Les justifications de la Cour mélangent trois choses au moins. Où sont les « attaques insultantes » ? Appeler un chat un chat est-il une insulte ? Quant au débat objectif, en quoi est-il troublé quand on constate que les actes de Mahomet le font entrer dans la catégorie des pédophiles telle qu’elle est définie juridiquement ? En quoi cette constatation constitue-t-elle un « simple jugement de valeur ». Ce qui est vrai, c’est que les valeurs de l’islam du sixième siècle (et d’aujourd’hui) ne sont pas les mêmes que les nôtres : ce n’est pas un jugement de valeur, c’est une constatation de fait que la requérante avait pour ambition d’établir.
 
En outre, le mot pédophile se justifie aussi. Coucher avec un gamin de treize ans peut susciter un interminable débat byzantin sur la pédophilie et la pédérastie, mais avec une petite fille de six, il n’y a pas photo, pas place pour le pilpoul des juges. La faiblesse évidente de l’argumentation de la CEDH est un aveu, aveu que sa décision est une décision de principe, une décision politique, une décision idéologique.
 

Mahomet pédophile, l’islam et la république maçonnique

 
Les juges l’avouent d’ailleurs en opposant le « droit à la liberté d’expression » au « droit d’autrui de protéger ses sentiments religieux ». Sur la lancée des Lumières, la république maçonne a prétendu instituer un moment une presque totale liberté d’expression, seulement limitée par l’or. C’était un fantasme surtout destiné à nuire à l’Eglise catholique mais qui valut beaucoup de popularité à la république, popularité qui s’exprimait par des phrases de ce type : on est en république et je t’emmerde.

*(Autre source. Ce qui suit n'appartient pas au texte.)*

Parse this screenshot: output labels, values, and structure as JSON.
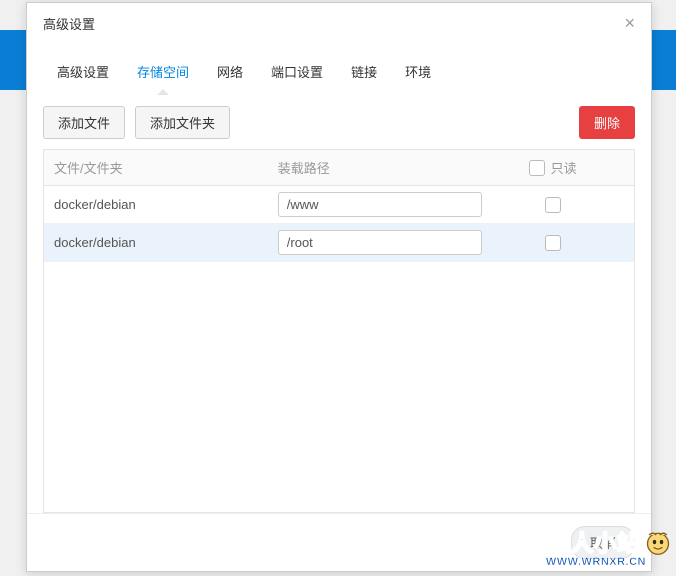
{
  "modal": {
    "title": "高级设置",
    "close": "×"
  },
  "tabs": {
    "items": [
      {
        "label": "高级设置"
      },
      {
        "label": "存储空间"
      },
      {
        "label": "网络"
      },
      {
        "label": "端口设置"
      },
      {
        "label": "链接"
      },
      {
        "label": "环境"
      }
    ]
  },
  "toolbar": {
    "add_file": "添加文件",
    "add_folder": "添加文件夹",
    "delete": "删除"
  },
  "table": {
    "headers": {
      "file": "文件/文件夹",
      "mount": "装载路径",
      "readonly": "只读"
    },
    "rows": [
      {
        "file": "docker/debian",
        "mount": "/www"
      },
      {
        "file": "docker/debian",
        "mount": "/root"
      }
    ]
  },
  "footer": {
    "cancel": "取消"
  },
  "watermark": {
    "text": "仙人小站",
    "url": "WWW.WRNXR.CN"
  }
}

Aujourd’hui c’est fini, cela fait beau temps que la liberté d’expression a été rognée par tous les bouts : ce qui est en train de se passer, c’est sa soumission au nouveau modèle politique et juridique : le droit des minorités, le droit des communautés.
 

Victoire de l’Empire sur la république

 
La république ne connait pas de corps intermédiaires ni de communautés, rien que des individus, auxquels elle garantit leurs droits. C’est le droit du citoyen qui compte. L’Empire connait au contraire des communautés qu’il a pour ambition de faire cohabiter. C’est l’intérêt de l’empereur qui compte. En république, la liberté d’expression est primordiale ; dans l’Empire, c’est le respect des communautés qui prime parce qu’il garantit leur vivre ensemble sous le sceptre de l’empereur. Dans l’empire, le plus grave accroc à ce vivre ensemble est « l’offense » faite à toute minorité protégée. L’Empire est régi par un droit anglo-saxon d’inspiration trotskiste, il dynamite tout ce qui lui préexiste par cette sanctification des minorités. Qu’importent en l’espèce le bon sens, la vérité, la liberté, il ne faut pas vexer nos amis de l’islam. Dans le même temps on s’essuie les pieds sur le christianisme – mais cela, les plus révolutionnaires et les plus intelligents des juges en reviennent, il leur arrive de protéger les catholiques pour éviter le deux poids deux mesures, et détruire la société européenne en protégeant l’islam.